An Explainer refers to a component or tool that is specifically designed to provide explanations for the decisions made by an AI model. Explainers help bridge the gap between the complexity of AI algorithms and the need for human users to comprehend the rationale behind AI-generated outputs. Explainers can take various forms, such as textual or visual explanations, highlighting important features that influenced a decision, or presenting a step-by-step breakdown of the decision-making process.
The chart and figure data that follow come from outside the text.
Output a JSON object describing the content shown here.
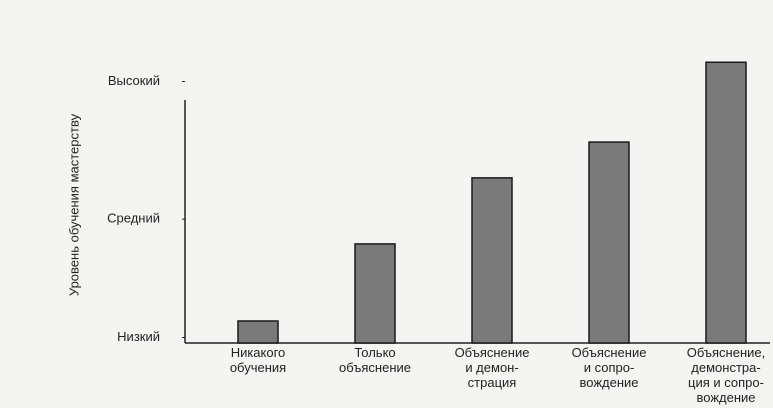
{
  "chart_data": {
    "type": "bar",
    "ylabel": "Уровень обучения мастерству",
    "categories": [
      [
        "Никакого",
        "обучения"
      ],
      [
        "Только",
        "объяснение"
      ],
      [
        "Объяснение",
        "и демон-",
        "страция"
      ],
      [
        "Объяснение",
        "и сопро-",
        "вождение"
      ],
      [
        "Объяснение,",
        "демонстра-",
        "ция и сопро-",
        "вождение"
      ]
    ],
    "values": [
      0.8,
      3.6,
      6.0,
      7.3,
      10.2
    ],
    "color": "#7a7a7a",
    "ylim": [
      0,
      10.5
    ],
    "yticks": [
      {
        "value": 0.2,
        "label": "Низкий"
      },
      {
        "value": 4.5,
        "label": "Средний"
      },
      {
        "value": 9.5,
        "label": "Высокий"
      }
    ],
    "grid": false
  }
}
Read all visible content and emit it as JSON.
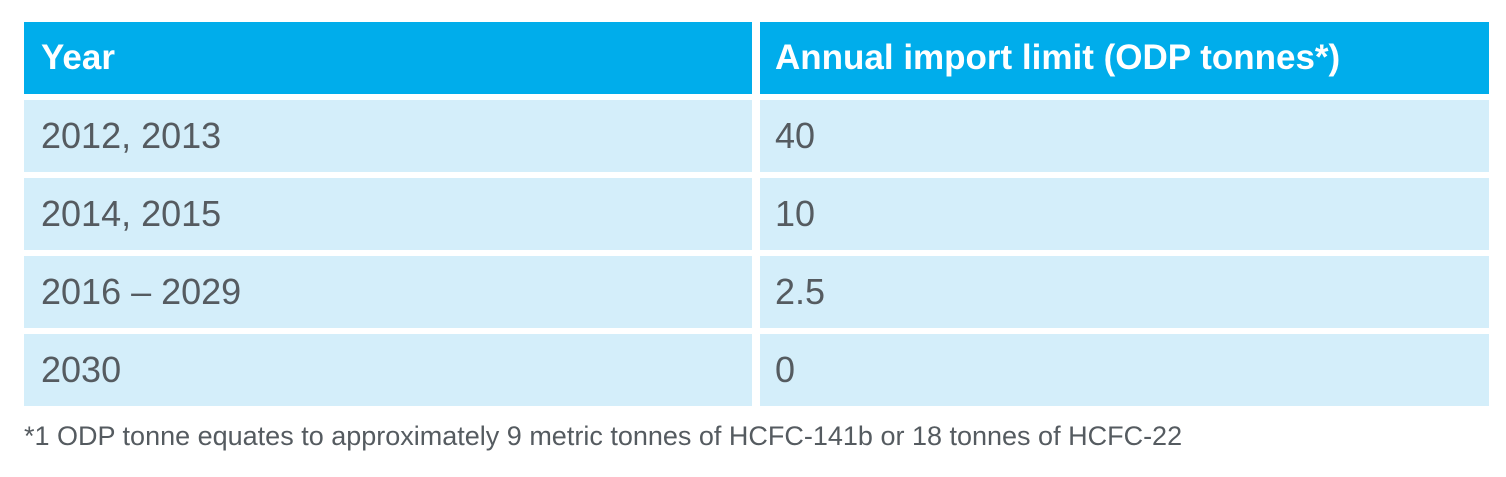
{
  "table": {
    "headers": [
      "Year",
      "Annual import limit (ODP tonnes*)"
    ],
    "rows": [
      [
        "2012, 2013",
        "40"
      ],
      [
        "2014, 2015",
        "10"
      ],
      [
        "2016 – 2029",
        "2.5"
      ],
      [
        "2030",
        "0"
      ]
    ]
  },
  "footnote": "*1 ODP tonne equates to approximately 9 metric tonnes of HCFC-141b or 18 tonnes of HCFC-22",
  "colors": {
    "header_bg": "#00adeb",
    "row_bg": "#d4eefa",
    "text": "#555b60"
  }
}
The purpose of an explainer is to make the AI system more interpretable and to enable users to trust and validate the system’s outputs, especially in sensitive domains like healthcare, finance, and criminal justice.
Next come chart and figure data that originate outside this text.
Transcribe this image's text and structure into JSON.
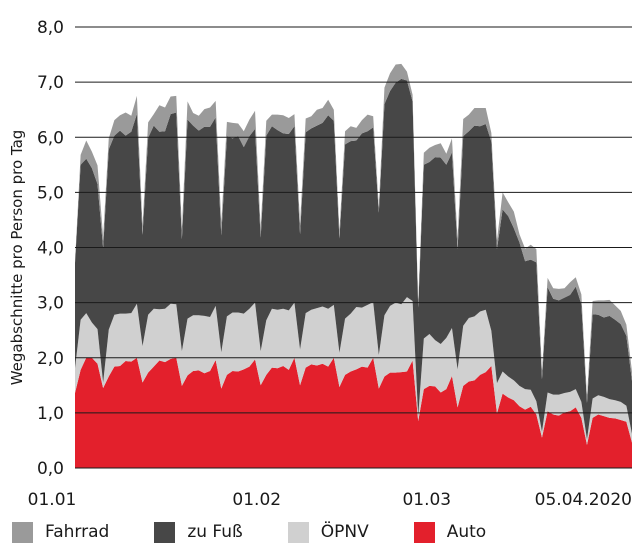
{
  "chart_data": {
    "type": "area",
    "stacked": true,
    "xlabel": "",
    "ylabel": "Wegabschnitte pro Person pro Tag",
    "ylim": [
      0,
      8
    ],
    "yticks": [
      "0,0",
      "1,0",
      "2,0",
      "3,0",
      "4,0",
      "5,0",
      "6,0",
      "7,0",
      "8,0"
    ],
    "x_start": "2020-01-01",
    "x_end": "2020-04-05",
    "xtick_labels": [
      {
        "date": "2020-01-01",
        "label": "01.01"
      },
      {
        "date": "2020-02-01",
        "label": "01.02"
      },
      {
        "date": "2020-03-01",
        "label": "01.03"
      },
      {
        "date": "2020-04-05",
        "label": "05.04.2020"
      }
    ],
    "grid": "horizontal",
    "legend_position": "bottom",
    "series": [
      {
        "name": "Auto",
        "color": "#e3202c",
        "values": [
          1.36,
          1.78,
          2.0,
          2.0,
          1.89,
          1.45,
          1.66,
          1.84,
          1.85,
          1.94,
          1.93,
          2.0,
          1.55,
          1.73,
          1.84,
          1.95,
          1.92,
          1.98,
          2.0,
          1.49,
          1.68,
          1.76,
          1.77,
          1.72,
          1.76,
          1.96,
          1.44,
          1.69,
          1.76,
          1.75,
          1.79,
          1.84,
          1.97,
          1.5,
          1.69,
          1.82,
          1.81,
          1.85,
          1.78,
          2.0,
          1.5,
          1.82,
          1.88,
          1.86,
          1.89,
          1.84,
          2.0,
          1.47,
          1.69,
          1.75,
          1.79,
          1.84,
          1.82,
          2.0,
          1.44,
          1.66,
          1.73,
          1.73,
          1.74,
          1.75,
          1.95,
          0.85,
          1.43,
          1.49,
          1.48,
          1.37,
          1.43,
          1.67,
          1.1,
          1.49,
          1.57,
          1.59,
          1.69,
          1.74,
          1.85,
          0.99,
          1.35,
          1.28,
          1.23,
          1.12,
          1.06,
          1.11,
          0.97,
          0.55,
          1.03,
          0.97,
          0.95,
          1.01,
          1.03,
          1.1,
          0.91,
          0.42,
          0.91,
          0.97,
          0.94,
          0.91,
          0.9,
          0.87,
          0.84,
          0.46
        ]
      },
      {
        "name": "ÖPNV",
        "color": "#d0d0d0",
        "values": [
          0.45,
          0.91,
          0.81,
          0.64,
          0.63,
          0.1,
          0.85,
          0.94,
          0.95,
          0.86,
          0.88,
          0.98,
          0.66,
          1.05,
          1.05,
          0.93,
          0.97,
          1.0,
          0.97,
          0.63,
          1.03,
          1.01,
          1.0,
          1.04,
          0.98,
          0.98,
          0.66,
          1.06,
          1.06,
          1.07,
          1.01,
          1.05,
          1.03,
          0.62,
          0.99,
          1.07,
          1.06,
          1.04,
          1.08,
          1.0,
          0.65,
          0.99,
          0.99,
          1.04,
          1.04,
          1.05,
          0.96,
          0.62,
          1.02,
          1.05,
          1.13,
          1.07,
          1.14,
          1.01,
          0.61,
          1.11,
          1.21,
          1.27,
          1.23,
          1.35,
          1.08,
          0.09,
          0.92,
          0.94,
          0.84,
          0.88,
          0.93,
          0.87,
          0.69,
          1.09,
          1.15,
          1.16,
          1.15,
          1.13,
          0.64,
          0.55,
          0.4,
          0.38,
          0.36,
          0.37,
          0.37,
          0.31,
          0.24,
          0.11,
          0.34,
          0.36,
          0.38,
          0.35,
          0.35,
          0.33,
          0.29,
          0.1,
          0.35,
          0.35,
          0.35,
          0.34,
          0.33,
          0.33,
          0.29,
          0.16
        ]
      },
      {
        "name": "zu Fuß",
        "color": "#474747",
        "values": [
          1.91,
          2.81,
          2.8,
          2.8,
          2.63,
          2.44,
          3.27,
          3.25,
          3.32,
          3.23,
          3.29,
          3.44,
          2.02,
          3.21,
          3.32,
          3.22,
          3.22,
          3.44,
          3.48,
          2.03,
          3.61,
          3.44,
          3.35,
          3.43,
          3.45,
          3.42,
          2.12,
          3.27,
          3.16,
          3.2,
          3.02,
          3.13,
          3.15,
          2.06,
          3.35,
          3.31,
          3.26,
          3.18,
          3.2,
          3.2,
          2.09,
          3.28,
          3.29,
          3.31,
          3.33,
          3.51,
          3.34,
          2.07,
          3.16,
          3.13,
          3.02,
          3.16,
          3.15,
          3.17,
          2.58,
          3.83,
          3.9,
          3.99,
          4.09,
          3.93,
          3.62,
          1.97,
          3.15,
          3.12,
          3.32,
          3.38,
          3.14,
          3.18,
          2.18,
          3.44,
          3.39,
          3.46,
          3.36,
          3.37,
          3.43,
          2.43,
          2.94,
          2.91,
          2.76,
          2.6,
          2.32,
          2.36,
          2.52,
          0.95,
          1.91,
          1.74,
          1.71,
          1.73,
          1.76,
          1.86,
          1.77,
          0.66,
          1.53,
          1.46,
          1.44,
          1.51,
          1.46,
          1.41,
          1.27,
          0.96
        ]
      },
      {
        "name": "Fahrrad",
        "color": "#9a9a9a",
        "values": [
          0.03,
          0.18,
          0.33,
          0.3,
          0.34,
          0.2,
          0.2,
          0.28,
          0.28,
          0.42,
          0.29,
          0.33,
          0.17,
          0.28,
          0.21,
          0.48,
          0.43,
          0.32,
          0.3,
          0.2,
          0.33,
          0.23,
          0.27,
          0.32,
          0.35,
          0.3,
          0.23,
          0.26,
          0.28,
          0.23,
          0.29,
          0.3,
          0.33,
          0.18,
          0.27,
          0.21,
          0.28,
          0.33,
          0.29,
          0.22,
          0.2,
          0.25,
          0.22,
          0.29,
          0.27,
          0.28,
          0.2,
          0.14,
          0.24,
          0.27,
          0.23,
          0.24,
          0.3,
          0.2,
          0.11,
          0.3,
          0.32,
          0.33,
          0.27,
          0.16,
          0.12,
          0.09,
          0.22,
          0.26,
          0.22,
          0.26,
          0.2,
          0.26,
          0.2,
          0.31,
          0.3,
          0.32,
          0.33,
          0.29,
          0.16,
          0.16,
          0.31,
          0.25,
          0.3,
          0.15,
          0.23,
          0.27,
          0.24,
          0.15,
          0.17,
          0.19,
          0.21,
          0.17,
          0.23,
          0.17,
          0.18,
          0.11,
          0.24,
          0.26,
          0.31,
          0.29,
          0.26,
          0.24,
          0.2,
          0.17
        ]
      }
    ]
  },
  "legend": {
    "items": [
      {
        "label": "Fahrrad",
        "color": "#9a9a9a"
      },
      {
        "label": "zu Fuß",
        "color": "#474747"
      },
      {
        "label": "ÖPNV",
        "color": "#d0d0d0"
      },
      {
        "label": "Auto",
        "color": "#e3202c"
      }
    ]
  },
  "style": {
    "grid_color": "#1a1a1a",
    "text_color": "#1a1a1a"
  }
}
Parameterized Explainer for Graph Neural Network

Despite recent progress in Graph Neural Networks (GNNs), explaining predictions made by GNNs remains a challenging open problem. The leading method independently addresses the local explanations (i.e., important subgraph structure and node features) to interpret why a GNN model makes the prediction for a single instance, e.g. a node or a graph. As a result, the explanation generated is painstakingly customized for each instance. The unique explanation interpreting each instance independently is not sufficient to provide a global understanding of the learned GNN model, leading to the lack of generalizability and hindering it from being used in the inductive setting. Besides, as it is designed for explaining a single instance, it is challenging to explain a set of instances naturally (e.g., graphs of a given class). In this study, we address these key challenges and propose PGExplainer, a parameterized explainer for GNNs. PGExplainer adopts a deep neural network to parameterize the generation process of explanations, which enables PGExplainer a natural approach to explaining multiple instances collectively. Compared to the existing work, PGExplainer has better generalization ability and can be utilized in an inductive setting easily. Experiments on both synthetic and real-life datasets show highly competitive performance with up to 24.7% relative improvement in AUC on explaining graph classification over the leading baseline.